The second day of IB2006 was the longest of the three days, and the only “full” day. From my point of view only, the talks were more relevant and interesting to my work. The second evening was also the conference dinner, which was very sociable and the conversations continued straight through the dinner and into late in the night back at the conference hotel. But back to the day itself: there was a fantastic keynote by Pedro Mendes, and a number of other interesting talks. The highlights are presented below.
Top-down modeling of biochemical networks, a grand challenge of systems biology (Pedro Mendes)
Systems biology, in his view, is the study of a system through synthesis or analysis, using quantitative and/or high-throughput data. Origins of systems biology as early as 1940s, but with a large amount of work done in the 1969s-70s. It didn’t really take off during this time due to lack of computing power and lack of experimental “ability” for getting the large amounts of data required.
Pedro is interested in the top-down modeling approach because there is a large amount of data, with a lot of numbers, and people naturally want to make models from them. Many people think this isn’t the way to build models, but he believes otherwise. In bottom-up modeling you start with a small number of known reactions and variables, while in top-down modeling you start at a coarse-grained level, with loads of data and you try to work “backwards” (compared to traditionaly modeling procedures) to find the steps that will produce the HTP data you started with. In other words, it derives elementary parts from studying the whole.
BASIS (Colin Gillespie)
Colin gave an interesting talk on the availability and usefullness of a web-based stochastic simulator. You can create, access and run sbml models via web services (and a web-page front-end to the web services). Their aim is to make their own models available to other researchers and also to provide a framework for others to build their own models. In general, their models can be envisaged as networks of individual biochemical mechanisms. Each mechanism is represented by a system of chemical equations, quantified by substrate and product concentrations and the associated reaction rates. The connected series of reactions are then simulated in time. Simulation may be stochastic or deterministic depending on species concentration. They have funding for another 6 years and are planning many additions to the tool.
Multi-model inference of network properties from incomplete data (Michael Stumpf)
Estimates for rates of false positives range from 20 to 60%, and in connection with this he recalls a quote he read at one time stating that gene expression is as close to scientific fraud as is accepted by the scientific establishment. At least at the moment, it appears to be a trade off between data quality and data quantity. In other words, you must take noise into account in any analytical work you do.
For most species, you only have interaction data for a subset of the proteome. Missing such data means that you can get quite different networks (currently known versus “actual” network). This affects summary statistics, among many others. They discovered that generally, inference for networks comprising less than 80% of the full graph should be treated with caution, however above that value the inference model developed is very useful. Given a subnet it is possible to predict some properties of the true network if we know the sampling process. (independent of the process by which the network has grown). For different data sets, there seems to be a huge difference between different experimental labs, and how each has mapped parts of the interactome. However, overall this is a good way of estimating total interactome size by performing this test on multiple subnets from different PPI experiments. There are limitations, though: it ignores multiple splice variants and domain architecture, so any organism affected by these will not necessarily have as good a result. By interrogating all these different models, and averaging over that, useful estimates of total interactome size is possible. Useful estimates can even be retrieved when using partial data as long as the number of nodes is at least 1000.

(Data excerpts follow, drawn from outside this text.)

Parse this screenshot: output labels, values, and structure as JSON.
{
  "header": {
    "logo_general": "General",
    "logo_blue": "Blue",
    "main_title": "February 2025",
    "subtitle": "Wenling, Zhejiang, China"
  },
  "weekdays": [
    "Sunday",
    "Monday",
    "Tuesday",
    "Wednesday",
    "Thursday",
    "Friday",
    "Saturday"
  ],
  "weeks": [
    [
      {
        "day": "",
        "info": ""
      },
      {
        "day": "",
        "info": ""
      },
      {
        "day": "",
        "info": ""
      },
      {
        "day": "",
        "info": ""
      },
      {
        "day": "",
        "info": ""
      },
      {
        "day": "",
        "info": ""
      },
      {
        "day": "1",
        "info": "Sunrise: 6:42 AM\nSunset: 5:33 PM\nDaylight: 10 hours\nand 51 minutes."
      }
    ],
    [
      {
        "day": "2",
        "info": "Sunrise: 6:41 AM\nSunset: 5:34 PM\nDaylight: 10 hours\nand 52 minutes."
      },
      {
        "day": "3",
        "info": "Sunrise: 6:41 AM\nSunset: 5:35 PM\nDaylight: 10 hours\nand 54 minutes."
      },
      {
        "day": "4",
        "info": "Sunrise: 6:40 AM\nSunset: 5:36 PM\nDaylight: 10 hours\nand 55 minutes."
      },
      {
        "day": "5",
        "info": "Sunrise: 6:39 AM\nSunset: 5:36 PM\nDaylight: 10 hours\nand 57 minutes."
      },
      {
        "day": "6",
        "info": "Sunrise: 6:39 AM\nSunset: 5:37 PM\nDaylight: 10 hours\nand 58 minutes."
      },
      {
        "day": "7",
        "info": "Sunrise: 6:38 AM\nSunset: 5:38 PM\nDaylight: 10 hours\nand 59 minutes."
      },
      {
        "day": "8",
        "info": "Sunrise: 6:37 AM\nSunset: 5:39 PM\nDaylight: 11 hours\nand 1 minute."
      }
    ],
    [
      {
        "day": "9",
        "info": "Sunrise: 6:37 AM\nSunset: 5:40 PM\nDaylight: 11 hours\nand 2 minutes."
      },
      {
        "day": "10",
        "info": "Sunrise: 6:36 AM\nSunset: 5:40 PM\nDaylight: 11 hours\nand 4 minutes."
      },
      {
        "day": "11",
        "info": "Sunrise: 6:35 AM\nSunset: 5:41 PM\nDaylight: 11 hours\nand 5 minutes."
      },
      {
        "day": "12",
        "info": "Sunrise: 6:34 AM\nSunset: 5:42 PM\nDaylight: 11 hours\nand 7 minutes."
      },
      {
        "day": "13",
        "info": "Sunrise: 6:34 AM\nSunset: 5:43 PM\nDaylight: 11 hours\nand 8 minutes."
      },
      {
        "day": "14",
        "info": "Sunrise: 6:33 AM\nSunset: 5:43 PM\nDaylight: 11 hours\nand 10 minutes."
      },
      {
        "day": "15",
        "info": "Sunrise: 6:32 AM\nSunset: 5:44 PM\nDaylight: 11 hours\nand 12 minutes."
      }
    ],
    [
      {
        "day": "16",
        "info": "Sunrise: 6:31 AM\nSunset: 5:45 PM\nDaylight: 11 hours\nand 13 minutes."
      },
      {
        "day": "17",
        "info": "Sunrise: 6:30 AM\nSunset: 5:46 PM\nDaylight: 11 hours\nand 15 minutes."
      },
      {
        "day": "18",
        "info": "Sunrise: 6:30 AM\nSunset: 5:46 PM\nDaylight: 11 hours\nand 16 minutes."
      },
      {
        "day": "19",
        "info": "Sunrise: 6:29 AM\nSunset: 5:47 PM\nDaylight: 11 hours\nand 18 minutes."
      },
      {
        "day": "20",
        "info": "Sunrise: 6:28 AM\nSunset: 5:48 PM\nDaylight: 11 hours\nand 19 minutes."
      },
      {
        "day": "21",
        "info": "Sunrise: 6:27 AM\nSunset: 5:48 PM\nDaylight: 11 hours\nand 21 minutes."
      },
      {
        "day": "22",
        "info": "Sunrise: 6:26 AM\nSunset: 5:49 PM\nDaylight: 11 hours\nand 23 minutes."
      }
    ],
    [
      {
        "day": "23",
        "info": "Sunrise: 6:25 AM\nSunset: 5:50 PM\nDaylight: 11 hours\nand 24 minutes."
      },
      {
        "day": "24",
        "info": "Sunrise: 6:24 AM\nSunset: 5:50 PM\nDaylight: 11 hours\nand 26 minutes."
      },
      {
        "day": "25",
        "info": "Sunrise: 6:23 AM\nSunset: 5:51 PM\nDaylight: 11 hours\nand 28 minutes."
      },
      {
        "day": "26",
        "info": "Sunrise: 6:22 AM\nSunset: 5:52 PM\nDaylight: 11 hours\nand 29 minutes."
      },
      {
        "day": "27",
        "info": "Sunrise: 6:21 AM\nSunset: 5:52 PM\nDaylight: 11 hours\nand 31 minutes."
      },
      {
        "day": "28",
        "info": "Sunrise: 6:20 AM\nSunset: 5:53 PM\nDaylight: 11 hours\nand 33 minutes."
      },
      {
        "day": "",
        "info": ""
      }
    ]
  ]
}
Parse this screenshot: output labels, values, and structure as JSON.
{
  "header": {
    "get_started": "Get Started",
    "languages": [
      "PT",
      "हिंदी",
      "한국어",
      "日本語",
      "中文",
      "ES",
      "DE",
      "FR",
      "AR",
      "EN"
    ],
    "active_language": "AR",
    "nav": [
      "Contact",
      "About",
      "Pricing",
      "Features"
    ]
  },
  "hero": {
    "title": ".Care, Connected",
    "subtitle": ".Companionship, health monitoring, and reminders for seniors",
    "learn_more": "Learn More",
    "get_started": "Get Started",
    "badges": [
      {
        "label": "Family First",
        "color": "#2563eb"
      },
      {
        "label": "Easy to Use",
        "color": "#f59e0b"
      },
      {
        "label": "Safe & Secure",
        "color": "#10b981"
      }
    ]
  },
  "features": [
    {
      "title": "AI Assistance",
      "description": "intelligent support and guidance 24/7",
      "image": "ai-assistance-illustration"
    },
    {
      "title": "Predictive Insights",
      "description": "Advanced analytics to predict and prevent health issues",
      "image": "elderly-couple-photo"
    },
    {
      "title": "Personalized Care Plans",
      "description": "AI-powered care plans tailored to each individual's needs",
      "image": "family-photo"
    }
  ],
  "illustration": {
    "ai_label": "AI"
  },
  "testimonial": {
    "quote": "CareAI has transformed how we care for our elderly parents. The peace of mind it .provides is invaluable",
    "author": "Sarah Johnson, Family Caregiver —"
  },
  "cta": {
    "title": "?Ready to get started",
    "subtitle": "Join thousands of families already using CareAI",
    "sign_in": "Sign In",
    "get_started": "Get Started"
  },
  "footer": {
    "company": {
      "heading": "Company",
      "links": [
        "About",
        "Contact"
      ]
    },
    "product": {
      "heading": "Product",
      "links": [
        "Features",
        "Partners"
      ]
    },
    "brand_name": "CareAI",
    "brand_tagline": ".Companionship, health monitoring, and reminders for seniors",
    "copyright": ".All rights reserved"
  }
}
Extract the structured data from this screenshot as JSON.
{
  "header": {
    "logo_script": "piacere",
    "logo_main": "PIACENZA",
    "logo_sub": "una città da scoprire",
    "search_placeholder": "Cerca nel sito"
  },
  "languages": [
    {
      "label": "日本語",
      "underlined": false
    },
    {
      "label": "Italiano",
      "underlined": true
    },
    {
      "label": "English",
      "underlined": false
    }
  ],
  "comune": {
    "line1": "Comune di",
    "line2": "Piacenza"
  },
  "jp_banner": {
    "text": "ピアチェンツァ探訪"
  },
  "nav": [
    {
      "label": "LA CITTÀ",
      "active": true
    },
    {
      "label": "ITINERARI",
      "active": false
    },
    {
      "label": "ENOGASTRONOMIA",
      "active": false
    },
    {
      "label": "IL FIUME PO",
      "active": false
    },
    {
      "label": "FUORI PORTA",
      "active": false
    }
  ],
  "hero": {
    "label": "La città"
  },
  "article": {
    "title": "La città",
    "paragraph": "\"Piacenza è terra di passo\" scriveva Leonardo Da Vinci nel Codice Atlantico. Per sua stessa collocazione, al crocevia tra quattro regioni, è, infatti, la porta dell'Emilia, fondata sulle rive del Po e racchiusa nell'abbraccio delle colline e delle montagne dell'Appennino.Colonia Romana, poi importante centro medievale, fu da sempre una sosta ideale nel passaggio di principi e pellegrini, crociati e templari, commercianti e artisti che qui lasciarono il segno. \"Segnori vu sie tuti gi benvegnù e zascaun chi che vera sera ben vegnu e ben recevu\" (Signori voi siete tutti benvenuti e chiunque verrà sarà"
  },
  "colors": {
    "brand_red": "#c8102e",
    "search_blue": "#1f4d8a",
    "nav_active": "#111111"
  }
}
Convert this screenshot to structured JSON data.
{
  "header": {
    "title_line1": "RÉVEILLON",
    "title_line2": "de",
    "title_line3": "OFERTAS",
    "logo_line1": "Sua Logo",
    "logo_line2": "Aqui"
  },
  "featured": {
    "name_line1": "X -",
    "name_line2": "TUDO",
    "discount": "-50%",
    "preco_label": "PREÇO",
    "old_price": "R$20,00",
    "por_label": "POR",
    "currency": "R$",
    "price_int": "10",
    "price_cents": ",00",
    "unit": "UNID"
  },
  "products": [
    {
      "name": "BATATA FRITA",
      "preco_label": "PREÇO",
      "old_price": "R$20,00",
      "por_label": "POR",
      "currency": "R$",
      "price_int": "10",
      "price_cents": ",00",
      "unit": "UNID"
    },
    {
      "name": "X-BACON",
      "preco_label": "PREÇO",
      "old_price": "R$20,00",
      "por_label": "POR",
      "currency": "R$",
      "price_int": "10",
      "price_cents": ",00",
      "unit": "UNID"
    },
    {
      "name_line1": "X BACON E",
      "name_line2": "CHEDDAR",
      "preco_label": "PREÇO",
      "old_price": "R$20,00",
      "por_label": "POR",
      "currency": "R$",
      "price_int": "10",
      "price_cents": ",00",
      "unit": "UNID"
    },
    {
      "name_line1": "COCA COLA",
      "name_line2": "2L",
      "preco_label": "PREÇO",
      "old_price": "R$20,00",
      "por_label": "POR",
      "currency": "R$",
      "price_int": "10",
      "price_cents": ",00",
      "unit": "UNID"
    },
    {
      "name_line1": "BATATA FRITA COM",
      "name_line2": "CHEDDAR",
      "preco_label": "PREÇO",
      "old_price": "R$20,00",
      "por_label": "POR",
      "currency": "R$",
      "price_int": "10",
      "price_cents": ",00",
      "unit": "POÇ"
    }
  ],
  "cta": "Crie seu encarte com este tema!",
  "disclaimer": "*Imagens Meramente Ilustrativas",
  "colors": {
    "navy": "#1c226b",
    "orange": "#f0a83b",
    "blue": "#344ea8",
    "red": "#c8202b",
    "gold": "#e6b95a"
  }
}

Other interesting talks included Stuart Moodie’s discussion of the current state of affairs in standardizing systems biology graphical notation and visualization (sbgn, kitano and others), Jab Baumbach’s work on performing knowledge ‘transfers’ for transcriptional regulatory networks from a model species to 3 other similar species important to human pathogen studies, Jan Kuentzer’s biological information system using both C++ and Java called BN++, an eye-opening overview of the current status of biocomputing at Singapore’s Biopolis by Gunaretnam Rajagopal), a lovely swooping demo of a targeted projection pursuit tool for gene expression visualization by Joe Faith, and a wonderfully presented (which in my mind equates to “easily understood” because of her skill as a speaker) statistical talk on modeling microarray data and interpreting and communicating biological results by Yvonne Pittelkow. (Yes, a couple of those were from day one, but they still deserved a mention!)